EXHIBITIONS

米谷健+ジュリア「Dysbiotica: ミクロからマクロへ - バランスが崩壊する世界」

米谷健+ジュリア Dysbiotica 2020 ©︎ Ken + Julia Yonetani Courtesy of Mizuma Art Gallery

米谷健+ジュリア Dysbiotica(部分) 2020 ©︎ Ken + Julia Yonetani Courtesy of Mizuma Art Gallery

 アーティスト・ユニット、米谷健+ジュリアの個展がミヅマアートギャラリーで開催される。

 環境問題や経済システムの矛盾などから発想を得て作品を制作してきた米谷健+ジュリア。そのモチベーションは「不安」にあると語っている。

 冷静な分析に基づく、カタストロフな作品を手がけるふたりが今回着目するのは「微生物」。農業をきっかけに、地中に潜む微生物に興味を持ったことから、体内や海中などあらゆる場所に存在する微生物が、生き物と共生しながら世界の均衡を保っているという共通点に気づいたという。

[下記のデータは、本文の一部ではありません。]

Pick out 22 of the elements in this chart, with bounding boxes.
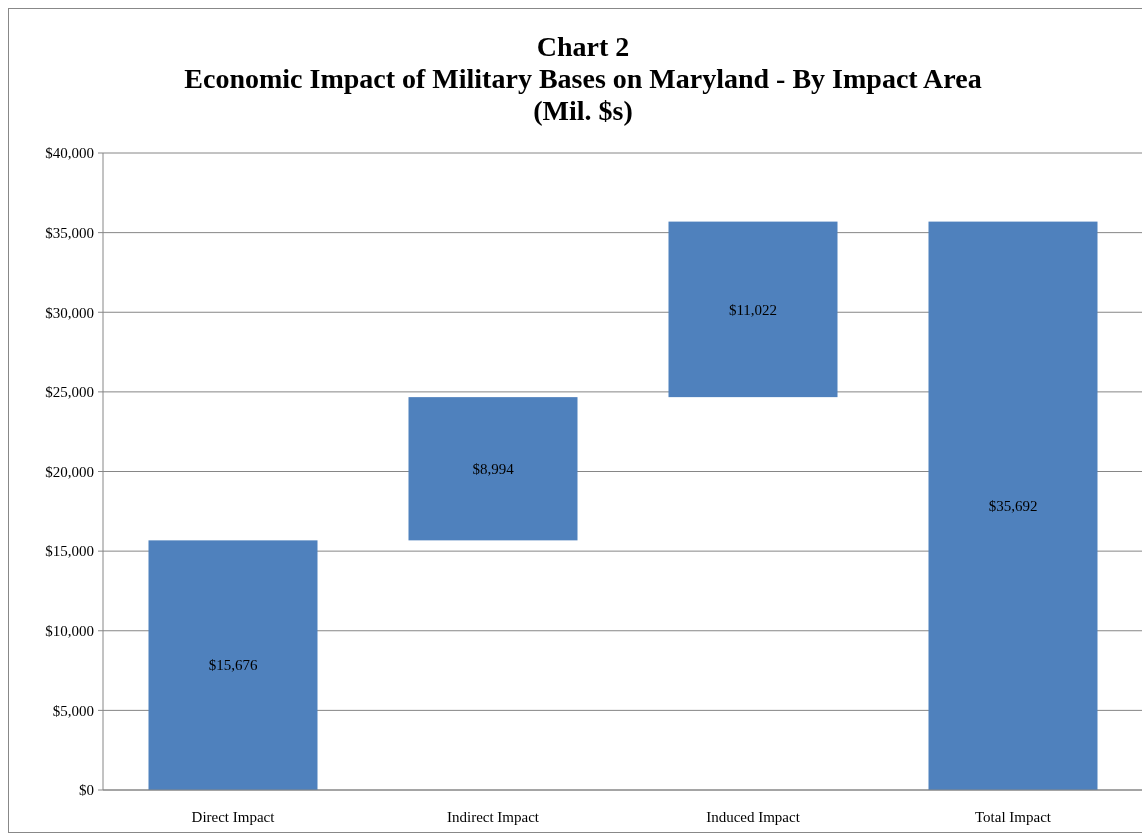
bar: [928, 221, 1098, 790]
y-tick-label: $5,000: [52, 702, 94, 719]
bar: [148, 540, 318, 790]
x-tick-label: Induced Impact: [706, 809, 801, 825]
y-tick-label: $40,000: [45, 145, 94, 162]
bar: [408, 397, 578, 541]
x-tick-label: Total Impact: [974, 809, 1052, 825]
data-label: $11,022: [728, 301, 778, 318]
bar: [668, 221, 838, 398]
y-tick-label: $30,000: [45, 304, 94, 321]
y-tick-label: $35,000: [45, 224, 94, 241]
data-label: $35,692: [988, 498, 1038, 515]
y-tick-label: $25,000: [45, 384, 94, 401]
x-tick-label: Indirect Impact: [446, 809, 540, 825]
y-tick-label: $15,000: [45, 543, 94, 560]
x-tick-label: Direct Impact: [191, 809, 276, 825]
y-tick-label: $20,000: [45, 463, 94, 480]
data-label: $8,994: [472, 460, 515, 477]
y-tick-label: $0: [79, 782, 94, 799]
y-tick-label: $10,000: [45, 623, 94, 639]
data-label: $15,676: [208, 657, 258, 674]
chart-title: Chart 2 Economic Impact of Military Bases on Maryland - By Impact Area (Mil. $s): [184, 31, 982, 126]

 本展は、白化した珊瑚を一面に纏ったかのような男性像や妊婦、鹿の頭部などで構成される新作《Dysbiotica》を展示。同作は今年1〜3月にかけて、滋賀県立陶芸の森でのアーティスト・イン・レジデンスにて制作された。

 作品タイトルは、腸内細菌叢のバランスの崩壊を意味する語「Dysbiosis」からの造語。ふたりの数年間にわたる無農薬農業の経験をきっかけに、オーストラリアにあるクイーンズランド工科大学微生物研究所との共同作業を通じて得た着想がもととなっている。

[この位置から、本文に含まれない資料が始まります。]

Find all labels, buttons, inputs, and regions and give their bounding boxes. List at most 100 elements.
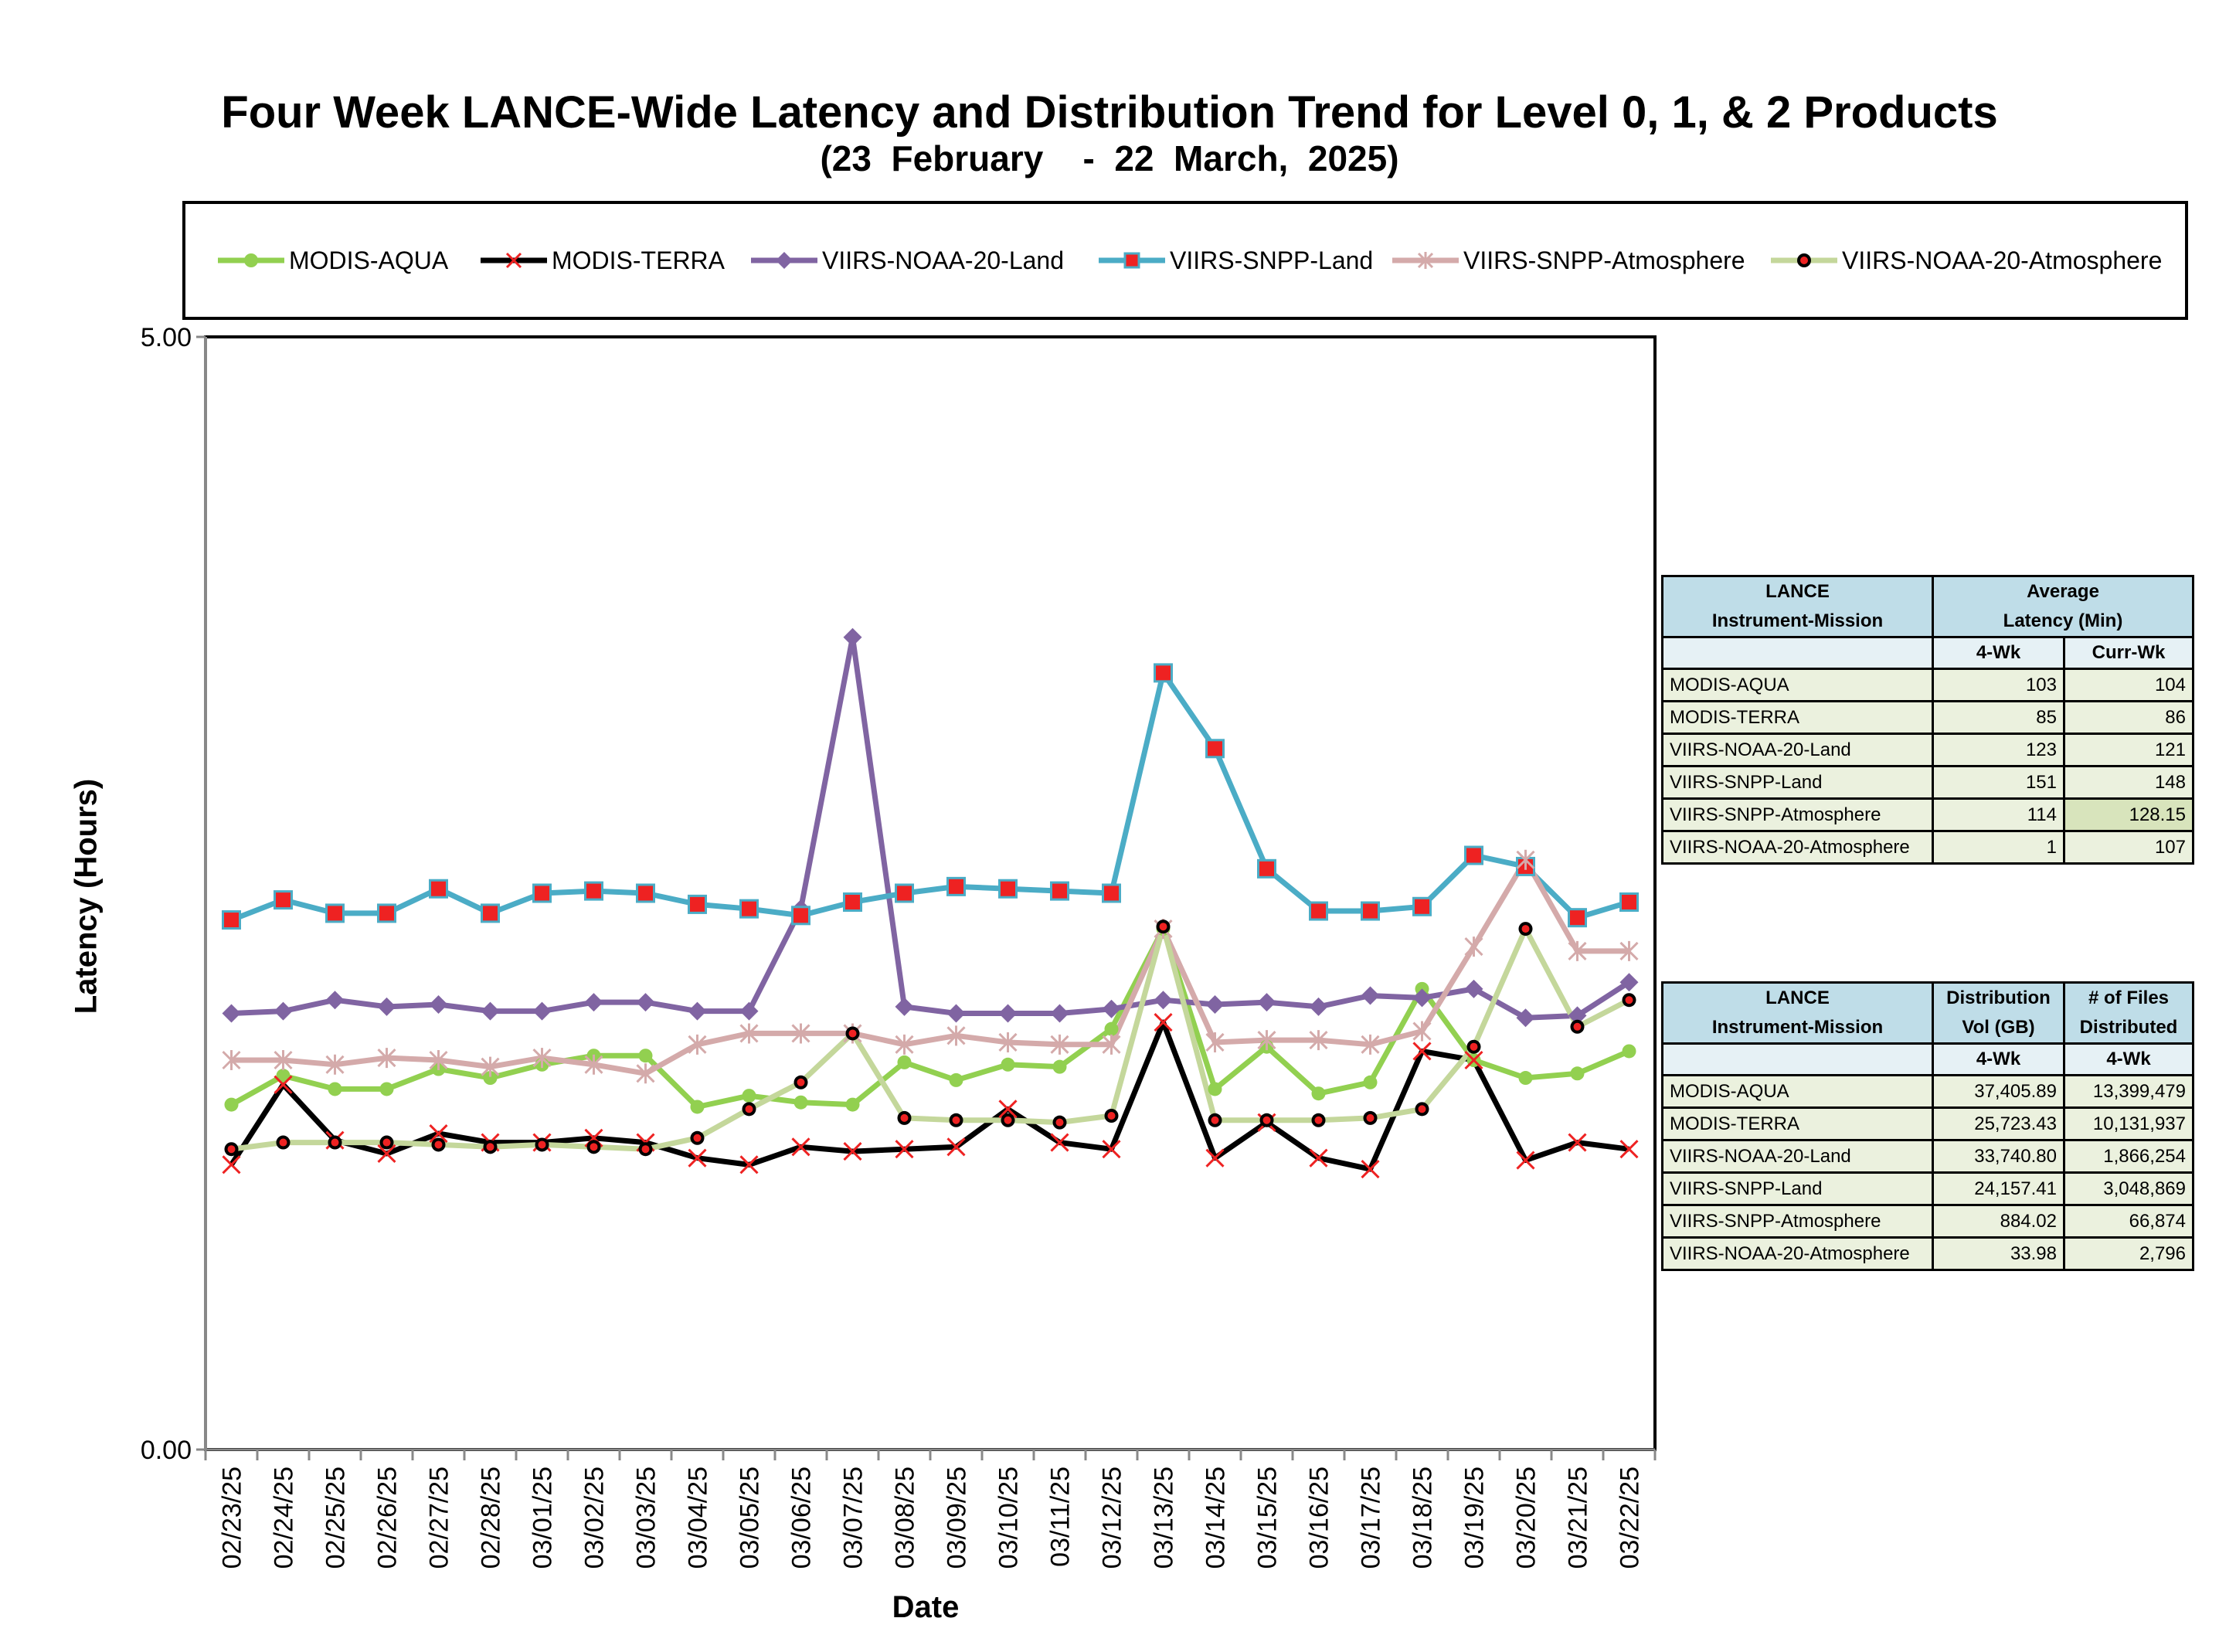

 絶妙なバランスで構築された微生物群によるミクロ世界の崩壊がマクロ世界へと連鎖していくこと、そして、人と動物と微生物の織り成す共生の世界の崩壊。そんなテーマを持つ《Dysbiotica》は、世界的な規模で拡大する珊瑚の白化現象(珊瑚の死滅)を題材とし、磁器土を使用した白く硬質な表面に、終焉の気配や空虚な印象を持つ。そのいっぽうで、妊婦や鹿など生命力あふれる存在が、未来への微かな希望を感じさせる。

 ミクロの世界からのアラートに耳を傾け、世界的なパンデミックで岐路に立たされているいまの私たちと深くリンクする本展は、これからの時代を考える機会となるだろう。